Tropisches Windsystem in der oberen Atmosphäre erstmals explizit simuliert
Das Wetter spielt sich in der untersten Schicht der Atmosphäre ab, wird aber auch stark von dem beeinflusst, was in höheren Schichten passiert. Trotzdem simulieren viele Klimamodelle die dort auftretenden Phänomene nur unzureichend, was zu erheblichen Unsicherheiten führt. Ein Beispiel ist die quasi-zweijährige Schwingung (QBO) in der tropischen Stratosphäre, also in rund 17 bis 35 Kilometern Höhe. Dieses Phänomen äußert sich in einem Muster wechselnder Windrichtung, das sich von oben nach unten durch die Stratosphäre bewegt. So kommt es, dass dort der Wind phasenweise stark aus dem Osten und dann wieder aus dem Westen weht. Die dominante Windrichtung wechselt alle 22 bis 34 Monate von West nach Ost und wieder zurück nach West, weshalb die Oszillation als „quasi-zweijährig“ bezeichnet wird.
Obwohl sie sich in den Tropen befindet, kann die QBO die Witterung in vielen Teilen des Globus beeinflussen. So sind Ostwindphasen der QBO tendenziell mit kälteren Wintermonaten im Osten der USA und Nordeuropa verbunden, während die Westwindphasen eher mildere Winter bescheren. Zudem beeinflusst die QBO die Regenmengen und deren Verteilung in den Tropen. Angetrieben wird die QBO durch atmosphärische Wellen, die sich in der tropischen Troposphäre bilden, also dem unteren Teil der Atmosphäre in der Nähe des Äquators. Doch die Prozesse, die zur Bildung dieser Wellen führen, sowie ein Teil der Wellen selbst sind in Klimamodellen in der Regel nicht aufgelöst. Das Gleiche gilt für die Art und Weise, wie solche Wellen die QBO beeinflussen können, sobald sie die tropische Stratosphäre erreicht haben. Der Einfluss vieler dieser Wellen wird bislang nur in Form von sogenannten Parametrisierungen berücksichtigt. Das bedeutet, dass diese Prozesse lediglich anhand von vereinfachten physikalischen Modellen abgebildet, die ihnen zugrunde liegenden physikalischen Mechanismen jedoch nicht explizit simuliert werden. Unterschiedliche Modelle liefern deshalb hinsichtlich der QBO stark unterschiedliche Ergebnisse. Damit ist es bislang auch schwierig vorherzusagen, wie sich die QBO im Zuge der globalen Erwärmung verändern wird.

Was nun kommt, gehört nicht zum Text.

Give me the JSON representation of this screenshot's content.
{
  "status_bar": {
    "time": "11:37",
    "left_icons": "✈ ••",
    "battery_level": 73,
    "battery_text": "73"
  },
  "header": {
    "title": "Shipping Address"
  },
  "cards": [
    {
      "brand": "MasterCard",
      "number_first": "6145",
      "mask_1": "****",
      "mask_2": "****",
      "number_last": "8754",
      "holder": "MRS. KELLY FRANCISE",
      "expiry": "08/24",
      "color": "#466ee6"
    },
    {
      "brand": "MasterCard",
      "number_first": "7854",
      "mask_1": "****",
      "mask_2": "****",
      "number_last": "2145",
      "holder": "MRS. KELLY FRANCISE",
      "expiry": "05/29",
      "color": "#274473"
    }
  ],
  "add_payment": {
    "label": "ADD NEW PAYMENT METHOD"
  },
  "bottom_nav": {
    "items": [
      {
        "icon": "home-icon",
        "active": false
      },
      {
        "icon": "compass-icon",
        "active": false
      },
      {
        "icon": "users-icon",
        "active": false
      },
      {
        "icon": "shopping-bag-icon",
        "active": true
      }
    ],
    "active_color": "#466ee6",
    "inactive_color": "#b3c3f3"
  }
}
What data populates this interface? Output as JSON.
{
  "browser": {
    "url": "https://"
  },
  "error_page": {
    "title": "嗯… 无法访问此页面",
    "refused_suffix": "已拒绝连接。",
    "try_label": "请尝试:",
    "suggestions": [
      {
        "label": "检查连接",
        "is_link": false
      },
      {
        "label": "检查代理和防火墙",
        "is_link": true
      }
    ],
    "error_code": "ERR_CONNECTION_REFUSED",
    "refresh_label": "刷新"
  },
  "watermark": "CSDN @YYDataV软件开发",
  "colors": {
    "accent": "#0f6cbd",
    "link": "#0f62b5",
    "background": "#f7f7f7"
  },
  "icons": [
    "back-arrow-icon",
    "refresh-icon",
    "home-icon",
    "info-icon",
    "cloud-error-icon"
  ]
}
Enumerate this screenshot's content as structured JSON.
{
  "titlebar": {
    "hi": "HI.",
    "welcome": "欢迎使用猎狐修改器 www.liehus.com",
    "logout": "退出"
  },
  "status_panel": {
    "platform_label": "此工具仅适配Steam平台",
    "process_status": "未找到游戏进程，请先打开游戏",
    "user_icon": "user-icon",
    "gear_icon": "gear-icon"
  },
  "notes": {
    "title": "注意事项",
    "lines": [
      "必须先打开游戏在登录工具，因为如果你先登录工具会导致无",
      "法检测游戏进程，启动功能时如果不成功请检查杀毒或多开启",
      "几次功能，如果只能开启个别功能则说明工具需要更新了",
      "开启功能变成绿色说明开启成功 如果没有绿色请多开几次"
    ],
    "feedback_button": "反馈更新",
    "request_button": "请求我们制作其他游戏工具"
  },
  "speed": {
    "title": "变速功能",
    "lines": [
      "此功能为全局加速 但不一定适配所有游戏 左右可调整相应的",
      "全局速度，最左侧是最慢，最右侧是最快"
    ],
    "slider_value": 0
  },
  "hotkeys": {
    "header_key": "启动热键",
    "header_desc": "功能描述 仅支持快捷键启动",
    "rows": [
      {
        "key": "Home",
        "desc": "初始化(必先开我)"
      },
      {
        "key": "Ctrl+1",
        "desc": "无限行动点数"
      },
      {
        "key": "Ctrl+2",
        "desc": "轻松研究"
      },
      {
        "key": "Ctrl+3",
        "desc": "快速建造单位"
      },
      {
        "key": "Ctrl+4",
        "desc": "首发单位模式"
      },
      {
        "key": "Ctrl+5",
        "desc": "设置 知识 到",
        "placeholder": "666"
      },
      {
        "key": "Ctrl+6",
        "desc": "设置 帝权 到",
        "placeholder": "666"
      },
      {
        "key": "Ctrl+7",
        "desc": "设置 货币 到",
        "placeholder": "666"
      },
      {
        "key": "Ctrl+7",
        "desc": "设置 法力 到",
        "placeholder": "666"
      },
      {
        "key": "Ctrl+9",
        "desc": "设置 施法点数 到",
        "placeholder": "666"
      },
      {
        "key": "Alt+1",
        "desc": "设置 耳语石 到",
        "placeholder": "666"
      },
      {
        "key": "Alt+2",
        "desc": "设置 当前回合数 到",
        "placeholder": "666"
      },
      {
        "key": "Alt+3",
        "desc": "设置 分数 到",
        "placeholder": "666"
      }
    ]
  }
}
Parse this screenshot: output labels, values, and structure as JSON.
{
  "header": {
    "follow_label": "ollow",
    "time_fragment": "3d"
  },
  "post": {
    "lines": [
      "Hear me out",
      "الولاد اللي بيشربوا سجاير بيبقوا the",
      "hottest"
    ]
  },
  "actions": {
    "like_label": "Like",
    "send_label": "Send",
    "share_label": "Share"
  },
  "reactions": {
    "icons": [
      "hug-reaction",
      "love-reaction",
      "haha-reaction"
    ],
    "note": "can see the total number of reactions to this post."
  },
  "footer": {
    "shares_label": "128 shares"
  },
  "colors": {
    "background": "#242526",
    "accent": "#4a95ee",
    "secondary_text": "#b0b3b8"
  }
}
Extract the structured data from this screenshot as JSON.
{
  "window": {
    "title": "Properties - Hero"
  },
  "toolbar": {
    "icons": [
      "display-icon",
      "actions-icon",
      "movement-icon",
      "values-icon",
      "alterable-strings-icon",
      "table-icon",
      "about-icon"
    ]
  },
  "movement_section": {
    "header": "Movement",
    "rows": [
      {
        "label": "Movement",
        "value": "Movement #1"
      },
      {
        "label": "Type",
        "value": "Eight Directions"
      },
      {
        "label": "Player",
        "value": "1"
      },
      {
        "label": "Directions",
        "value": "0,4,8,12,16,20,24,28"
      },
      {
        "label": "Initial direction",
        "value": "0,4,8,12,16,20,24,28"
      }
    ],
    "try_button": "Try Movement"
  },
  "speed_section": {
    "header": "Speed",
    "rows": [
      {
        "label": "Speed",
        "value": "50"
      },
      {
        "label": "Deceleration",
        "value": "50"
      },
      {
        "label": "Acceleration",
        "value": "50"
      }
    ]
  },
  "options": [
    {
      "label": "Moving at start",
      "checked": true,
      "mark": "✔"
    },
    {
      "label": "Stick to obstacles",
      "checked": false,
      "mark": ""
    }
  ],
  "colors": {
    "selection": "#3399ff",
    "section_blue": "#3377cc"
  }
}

Erste explizite Simulation QBO-ähnlicher Winde
Henning Franke und Marco Giorgetta vom Max-Planck-Institut für Meteorologie (MPI-M) ist es nun erstmals gelungen, QBO-ähnliche Winde über einen Zeitraum von zwei Jahren direkt zu simulieren. Dies bedeutet, dass sie die antreibenden Prozesse der QBO explizit, d.h. physikalisch, und nicht mehr mithilfe von Parametrisierungen darstellten. Um dies zu ermöglichen, nutzten sie das Klimamodell ICON mit einer Auflösung von fünf Kilometern in der Horizontalen und vertikalen Schritten von 350 bis 560 Metern in der Stratosphäre. Die beiden Wissenschaftler zeigten, dass diese Herangehensweise funktioniert.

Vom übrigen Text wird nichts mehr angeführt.